What can be gained from access to the Global Findex microdata? Well, the dataset includes indicators on accounts, payments, savings, credit, and risk-management – over 40 variables in all. And, for the first time, we’re releasing data on the self-reported barriers to account ownership (for example, 41 percent of unbanked adults in Bolivia cite high cost as a reason for not owning an account). The micro dataset also contains covariates on the gender, age, education level, and income of the respondents.

Access to the raw data (country-level data released in April) gives researchers, policy makers, and connoisseurs of financial inclusion the freedom to perform their own research, or just find a specific statistic, such as “What percent of account holders over age 65 in Eastern Europe and Central Asia report using their account to receive government payments?” (46%).

The data can also be merged with other World Bank datasets such as the Global Payment Systems Survey (GPSS) to facilitate a deeper understanding of how different financial behaviors and infrastructures fit together. For example, our new paper co-authored with Franklin Allen and Sole Martinez Peria uses the Global Findex microdata and GPSS data and finds that greater ownership and use of accounts (e.g. for savings) is associated with a better enabling environment for accessing financial services, such as lower banking costs. Furthermore, unbanked adults are less likely to report cost or distance as a barrier to account ownership in countries with lower costs of opening and maintaining an account.

We encourage you to view and download the data yourself through theGlobal Findex homepage or directly from the microdata catalogue.

The Global Findex data were collected by Gallup, Inc. using the Gallup World Poll Survey. The Research Group is building the database with a 10-year grant from the Bill and Melinda Gates Foundation.

For more information see:
Asli Demirguc-Kunt and Leora Klapper, 2012, "Measuring Financial Inclusion: The Global Findex", World Bank Policy Research Working Paper 6025.

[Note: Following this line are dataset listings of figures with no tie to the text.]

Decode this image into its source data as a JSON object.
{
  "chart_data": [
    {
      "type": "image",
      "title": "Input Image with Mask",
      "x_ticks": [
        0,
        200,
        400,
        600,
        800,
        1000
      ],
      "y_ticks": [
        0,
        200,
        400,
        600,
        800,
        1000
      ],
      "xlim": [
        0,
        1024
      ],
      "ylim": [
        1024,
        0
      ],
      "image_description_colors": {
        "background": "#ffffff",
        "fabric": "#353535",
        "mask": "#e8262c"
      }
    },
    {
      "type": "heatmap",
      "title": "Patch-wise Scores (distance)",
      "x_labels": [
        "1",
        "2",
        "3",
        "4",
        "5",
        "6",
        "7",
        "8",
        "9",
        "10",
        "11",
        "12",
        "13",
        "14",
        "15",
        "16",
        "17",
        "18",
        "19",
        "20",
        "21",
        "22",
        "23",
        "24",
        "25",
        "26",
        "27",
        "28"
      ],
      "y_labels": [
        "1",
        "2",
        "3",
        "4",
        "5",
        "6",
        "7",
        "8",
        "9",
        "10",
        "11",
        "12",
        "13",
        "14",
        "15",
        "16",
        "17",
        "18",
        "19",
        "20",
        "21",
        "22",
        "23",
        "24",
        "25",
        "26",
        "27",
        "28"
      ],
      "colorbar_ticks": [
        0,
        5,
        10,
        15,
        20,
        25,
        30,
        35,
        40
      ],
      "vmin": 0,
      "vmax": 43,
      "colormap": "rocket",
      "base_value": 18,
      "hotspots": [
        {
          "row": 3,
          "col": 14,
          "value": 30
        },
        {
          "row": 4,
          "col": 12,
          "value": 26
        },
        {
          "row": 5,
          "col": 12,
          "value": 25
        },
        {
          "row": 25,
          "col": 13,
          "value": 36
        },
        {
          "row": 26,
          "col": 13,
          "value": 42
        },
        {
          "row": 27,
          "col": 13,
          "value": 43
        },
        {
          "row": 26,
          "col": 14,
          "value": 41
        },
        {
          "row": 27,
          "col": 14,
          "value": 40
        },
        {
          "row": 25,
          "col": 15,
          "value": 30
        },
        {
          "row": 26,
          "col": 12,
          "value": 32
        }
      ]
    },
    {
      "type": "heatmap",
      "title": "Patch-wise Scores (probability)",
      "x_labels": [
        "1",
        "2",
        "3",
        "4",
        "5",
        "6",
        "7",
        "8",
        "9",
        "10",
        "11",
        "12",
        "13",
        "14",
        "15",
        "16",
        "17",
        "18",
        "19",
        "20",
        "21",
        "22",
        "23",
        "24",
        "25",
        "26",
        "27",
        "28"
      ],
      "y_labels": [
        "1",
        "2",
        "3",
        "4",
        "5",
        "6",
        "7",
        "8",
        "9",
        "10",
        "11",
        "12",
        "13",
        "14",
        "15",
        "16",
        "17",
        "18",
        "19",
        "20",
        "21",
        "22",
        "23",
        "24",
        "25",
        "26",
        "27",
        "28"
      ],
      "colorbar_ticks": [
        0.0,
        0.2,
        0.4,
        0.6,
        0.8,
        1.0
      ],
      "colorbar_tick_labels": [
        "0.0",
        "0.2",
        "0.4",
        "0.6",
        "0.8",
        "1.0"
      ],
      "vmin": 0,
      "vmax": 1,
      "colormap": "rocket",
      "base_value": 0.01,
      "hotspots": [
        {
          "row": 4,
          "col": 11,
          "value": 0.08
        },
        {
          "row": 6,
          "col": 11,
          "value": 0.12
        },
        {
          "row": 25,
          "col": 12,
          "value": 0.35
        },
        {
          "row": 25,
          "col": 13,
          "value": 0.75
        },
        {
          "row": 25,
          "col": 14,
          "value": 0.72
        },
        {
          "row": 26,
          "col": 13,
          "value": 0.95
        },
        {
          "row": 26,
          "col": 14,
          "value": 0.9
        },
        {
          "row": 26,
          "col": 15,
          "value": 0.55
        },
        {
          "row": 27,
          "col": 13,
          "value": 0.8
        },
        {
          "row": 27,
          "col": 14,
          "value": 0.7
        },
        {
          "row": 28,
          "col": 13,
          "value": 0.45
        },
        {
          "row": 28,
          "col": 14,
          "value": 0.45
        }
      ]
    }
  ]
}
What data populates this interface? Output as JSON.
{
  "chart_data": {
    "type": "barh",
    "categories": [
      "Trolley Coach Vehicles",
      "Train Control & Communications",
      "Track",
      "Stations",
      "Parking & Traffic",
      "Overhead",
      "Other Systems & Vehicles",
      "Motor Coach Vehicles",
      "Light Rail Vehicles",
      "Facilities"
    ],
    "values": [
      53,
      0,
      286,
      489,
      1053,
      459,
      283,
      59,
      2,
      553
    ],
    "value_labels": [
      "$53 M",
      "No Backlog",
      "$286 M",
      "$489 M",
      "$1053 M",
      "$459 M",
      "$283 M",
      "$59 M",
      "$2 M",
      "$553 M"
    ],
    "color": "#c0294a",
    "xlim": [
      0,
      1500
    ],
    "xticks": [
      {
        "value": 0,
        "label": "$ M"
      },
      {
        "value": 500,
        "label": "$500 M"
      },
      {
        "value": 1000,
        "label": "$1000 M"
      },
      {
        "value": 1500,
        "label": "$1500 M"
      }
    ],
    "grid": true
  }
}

Allen, Franklin, Asli Demirguc-Kunt, Leora Klapper, and Maria Soledad Martinez Peria, 2012, "The Foundations of Financial Inclusion: Understanding Ownership and Use of Formal Accounts", World Bank Policy Research Working Paper 6290.

Antonina Redko
December 19, 2012

Recently I visited Kazakhstan and Moldova and was pleasantly surprised at the great number of ATMs in big cities, and the fact that debit cards are making their way into consumer wallets. (Credit cards are not in wide use, though). But still quite a big difference compared to just five years ago. I looked at the variables in the Findex catalog and the numbers tell the same story. For example, Kazakhstan Findex 2011 dataset shows that 31.3 % of respondents said they have a debit card, and only 8.6 % answered they have a credit card. Making these raw datasets open allows researches and journalists shape their narrative about consumers' financial habits and share these findings either through media outlets or scientific papers. According to DEC press-release, the data will be updated in 2014 and 2017. It will be interesting to study and compare changes in consumer behavior.